Secondly, he doesn’t take himself too seriously. After all, Carl Edwards did Olympic caliber back-flips after he won races; Kenseth just keeps it to burnouts. Nice, smoky, sometime boring, burnouts.
Thirdly, he’s now seeing his career come full circle. I’m not going to put him up there with the Prodigal Son from Scripture but getting a sweet Cup ride like he did can compare with his Daddy slaying the fattest calf; and you can’t have a better homecoming than that.
Fourth, he is once again the oldest active driver in the garage; giving Jimmie Johnson and Kevin Harvick – who’re both four years younger than Kenseth at 42 – a reason to fire up those extra candles on the birthday cake.

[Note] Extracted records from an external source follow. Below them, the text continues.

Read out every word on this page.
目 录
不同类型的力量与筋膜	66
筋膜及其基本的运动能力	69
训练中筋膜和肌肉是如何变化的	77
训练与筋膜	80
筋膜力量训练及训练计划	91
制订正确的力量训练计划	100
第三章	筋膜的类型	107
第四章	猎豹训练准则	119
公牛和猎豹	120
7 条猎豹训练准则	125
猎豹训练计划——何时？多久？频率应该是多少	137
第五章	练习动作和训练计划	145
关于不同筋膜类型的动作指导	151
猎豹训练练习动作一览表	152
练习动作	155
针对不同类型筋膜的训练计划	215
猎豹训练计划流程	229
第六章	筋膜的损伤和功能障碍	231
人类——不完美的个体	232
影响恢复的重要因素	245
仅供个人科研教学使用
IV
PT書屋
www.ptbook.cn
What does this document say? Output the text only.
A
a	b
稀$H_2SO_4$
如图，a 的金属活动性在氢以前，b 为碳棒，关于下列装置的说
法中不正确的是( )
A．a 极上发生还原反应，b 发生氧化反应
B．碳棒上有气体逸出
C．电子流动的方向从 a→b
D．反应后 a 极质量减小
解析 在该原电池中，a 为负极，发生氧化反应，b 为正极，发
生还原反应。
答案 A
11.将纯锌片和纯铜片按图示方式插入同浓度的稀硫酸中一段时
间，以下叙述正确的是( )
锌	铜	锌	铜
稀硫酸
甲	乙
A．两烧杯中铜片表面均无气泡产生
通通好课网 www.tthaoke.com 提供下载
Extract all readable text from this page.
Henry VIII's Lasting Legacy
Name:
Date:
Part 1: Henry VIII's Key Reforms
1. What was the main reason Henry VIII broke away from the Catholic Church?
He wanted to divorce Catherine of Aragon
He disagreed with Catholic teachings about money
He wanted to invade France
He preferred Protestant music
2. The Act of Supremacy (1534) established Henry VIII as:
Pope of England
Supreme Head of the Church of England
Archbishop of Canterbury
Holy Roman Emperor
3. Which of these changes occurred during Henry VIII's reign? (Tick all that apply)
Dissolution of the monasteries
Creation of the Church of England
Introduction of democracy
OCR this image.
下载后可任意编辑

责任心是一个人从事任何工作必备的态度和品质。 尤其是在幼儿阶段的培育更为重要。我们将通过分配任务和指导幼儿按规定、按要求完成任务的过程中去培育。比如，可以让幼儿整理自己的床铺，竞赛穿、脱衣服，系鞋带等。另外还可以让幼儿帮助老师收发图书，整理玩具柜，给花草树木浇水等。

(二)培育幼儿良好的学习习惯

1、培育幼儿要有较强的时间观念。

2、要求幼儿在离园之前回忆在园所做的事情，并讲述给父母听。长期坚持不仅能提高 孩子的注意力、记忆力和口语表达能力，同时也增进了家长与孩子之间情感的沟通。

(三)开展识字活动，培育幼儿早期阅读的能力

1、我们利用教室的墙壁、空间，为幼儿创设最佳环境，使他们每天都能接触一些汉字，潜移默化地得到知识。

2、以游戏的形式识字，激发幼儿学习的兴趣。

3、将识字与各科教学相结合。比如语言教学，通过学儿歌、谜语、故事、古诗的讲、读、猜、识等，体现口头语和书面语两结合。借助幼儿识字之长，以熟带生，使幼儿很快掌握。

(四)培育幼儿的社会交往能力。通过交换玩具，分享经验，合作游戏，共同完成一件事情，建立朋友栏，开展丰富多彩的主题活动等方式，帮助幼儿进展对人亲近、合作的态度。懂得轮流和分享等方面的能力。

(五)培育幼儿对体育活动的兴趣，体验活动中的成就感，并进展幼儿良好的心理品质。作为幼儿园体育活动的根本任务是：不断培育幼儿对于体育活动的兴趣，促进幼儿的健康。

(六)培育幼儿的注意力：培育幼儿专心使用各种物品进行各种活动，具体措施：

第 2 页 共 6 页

And, finally, he gives older drivers another shot at taking a checkered flag. I got a little concerned seeing 27-year-old Austin Dillon win Daytona, followed by 24-year-old Darrell Wallace, then 25-year-old Chris Buescher, if you’re getting my drift. Shucks, Kyle Busch won’t turn 33 until next month.
I know it’s only been a couple of days, but I think there’s an upbeat feeling in the Roush Fenway garages in Concord. Kenseth admits he didn’t completely get away from the sport, admitting to watching every Cup race this season on TV.
In the meantime, Roush and crew head to Talladega Superspeedway this weekend with the defending race champion – no, not Bayne, but the other Roush racer: Ricky Stenhouse. Maybe with an old dog back on the porch, still revving to go, they’ll be heading to a few more tracks as champs.
As Martin said at the ‘resurrection’, “Just because you walk away from the race car for a while doesn’t mean you’re done forever.”